Elke week weer zie ik een grote diversiteit aan gezichten en houdingen voor me.

 Zondag nog bijvoorbeeld. Zij was een jaar of vijftien en duidelijk niet vrijwillig meegekomen. Ze deed haar best om vooral geen belangstelling te tonen voor wat er gebeurde en gezegd werd. Toch kon ze het niet laten om zo nu en dan even scheef omhoog te kijken in de richting van de kansel. Een houding van: ‘ik hoor dit niet leuk te vinden, maar zit er toch wat in?’

Natuurlijk is het antwoord op de vraag of er iets gebeurd in een kerkdienst een zaak van drie partijen. De Geest, de aanwezige kerkgangers en de voorganger. Wanneer de laatste twee, de kerkgangers en de voorganger, klaar zijn om ter zake te komen, kan vast en zeker de eerste, de Geest van God, veel werk doen.

Maar het ging om u. Hoe u er bij zit en hoe dat van belang is voor degene die de dienst leidt. Stel dat iedereen gekomen is, simpelweg omdat het zondagmorgen is en er dus een kerkdienst gehouden wordt. Geen verwachting, geen verlangen, geen hoop op vergeving of wat dan ook. Achterover leunend wacht u af wat die vrouw of man daar vooraan er deze keer van bakt. Maar eigenlijk maakt dat ook niet zoveel uit. Als de dienst gehouden wordt, de collecte rondgaat en er geen verrassende dingen gebeuren, dan is alles in orde. Dan gaan we gerustgesteld weer naar huis. En als het dan ook zo nu en dan nog een beetje leuk kan zijn, dan hoeft het verder nergens over te gaan. Hoe zo leerlingen? Doe niet zo moeilijk man.

Een zwart beeld, van een gemeente op weg naar de ondergang.

Het tegenovergestelde is de kerkganger die misschien niet op de punt van de stoel zit, maar wel actief aanwezig is. Ik bedoel niet, dat deze constant zit te schuifelen, maar zij is verwachtingsvol gekomen. Misschien onbewust, maar er leeft iets van een besef als: ‘God is in ons midden, laten we vieren, aanbidden en ontvangen’. Een dergelijke houding, al is het maar van een paar aanwezigen, is geweldig stimulerend voor degene die geroepen is om de dienst te leiden.

Natuurlijk zullen de meeste mensen in de kerk ergens tussen deze twee uitersten in zitten. Misschien hopend dat er iets zal zijn, een lied een opmerking, de zegen waardoor zij geraakt worden. Maar ook dat is niet niks. Ook dan is er verwachting.
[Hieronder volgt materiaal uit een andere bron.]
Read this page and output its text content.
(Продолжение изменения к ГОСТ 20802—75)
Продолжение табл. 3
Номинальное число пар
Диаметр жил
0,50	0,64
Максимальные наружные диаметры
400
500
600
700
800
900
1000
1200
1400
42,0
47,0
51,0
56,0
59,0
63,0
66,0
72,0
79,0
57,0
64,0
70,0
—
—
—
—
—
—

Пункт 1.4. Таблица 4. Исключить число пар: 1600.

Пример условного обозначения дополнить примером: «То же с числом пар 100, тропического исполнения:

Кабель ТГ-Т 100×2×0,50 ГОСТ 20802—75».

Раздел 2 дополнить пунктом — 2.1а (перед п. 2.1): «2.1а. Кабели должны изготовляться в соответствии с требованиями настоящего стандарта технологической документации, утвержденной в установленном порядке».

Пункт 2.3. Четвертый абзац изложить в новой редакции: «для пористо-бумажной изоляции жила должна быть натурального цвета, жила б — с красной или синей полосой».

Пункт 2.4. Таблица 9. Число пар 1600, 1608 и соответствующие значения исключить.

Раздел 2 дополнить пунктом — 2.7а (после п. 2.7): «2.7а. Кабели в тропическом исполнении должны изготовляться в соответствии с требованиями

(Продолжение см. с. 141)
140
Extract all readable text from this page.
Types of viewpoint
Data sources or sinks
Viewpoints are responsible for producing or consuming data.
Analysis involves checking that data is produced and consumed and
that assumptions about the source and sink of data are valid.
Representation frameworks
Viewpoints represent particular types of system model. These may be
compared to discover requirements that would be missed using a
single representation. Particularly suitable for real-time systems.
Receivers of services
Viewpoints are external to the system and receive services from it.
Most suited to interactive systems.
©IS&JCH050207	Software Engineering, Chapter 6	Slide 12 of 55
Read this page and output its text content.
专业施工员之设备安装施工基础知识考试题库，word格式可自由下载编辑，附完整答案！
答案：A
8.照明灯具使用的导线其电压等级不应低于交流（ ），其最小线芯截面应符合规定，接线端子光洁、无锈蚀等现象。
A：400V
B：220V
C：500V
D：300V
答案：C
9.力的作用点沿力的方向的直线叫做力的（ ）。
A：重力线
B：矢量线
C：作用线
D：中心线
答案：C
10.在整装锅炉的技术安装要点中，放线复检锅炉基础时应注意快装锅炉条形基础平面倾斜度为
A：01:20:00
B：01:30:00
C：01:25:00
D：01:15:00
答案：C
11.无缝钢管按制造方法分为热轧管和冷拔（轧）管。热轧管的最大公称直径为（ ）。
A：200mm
En dat is denk ik het geheim van wat je zou kunnen noemen een ‘geslaagde kerkdienst’. Dat wij, die daar samen komen, iets verwachten – van de Heer van de kerk.

Verwachting is openheid. En waar openheid is, is geven en ontvangen mogelijk.

U bent van groot belang – voor God, maar ook voor de voorganger.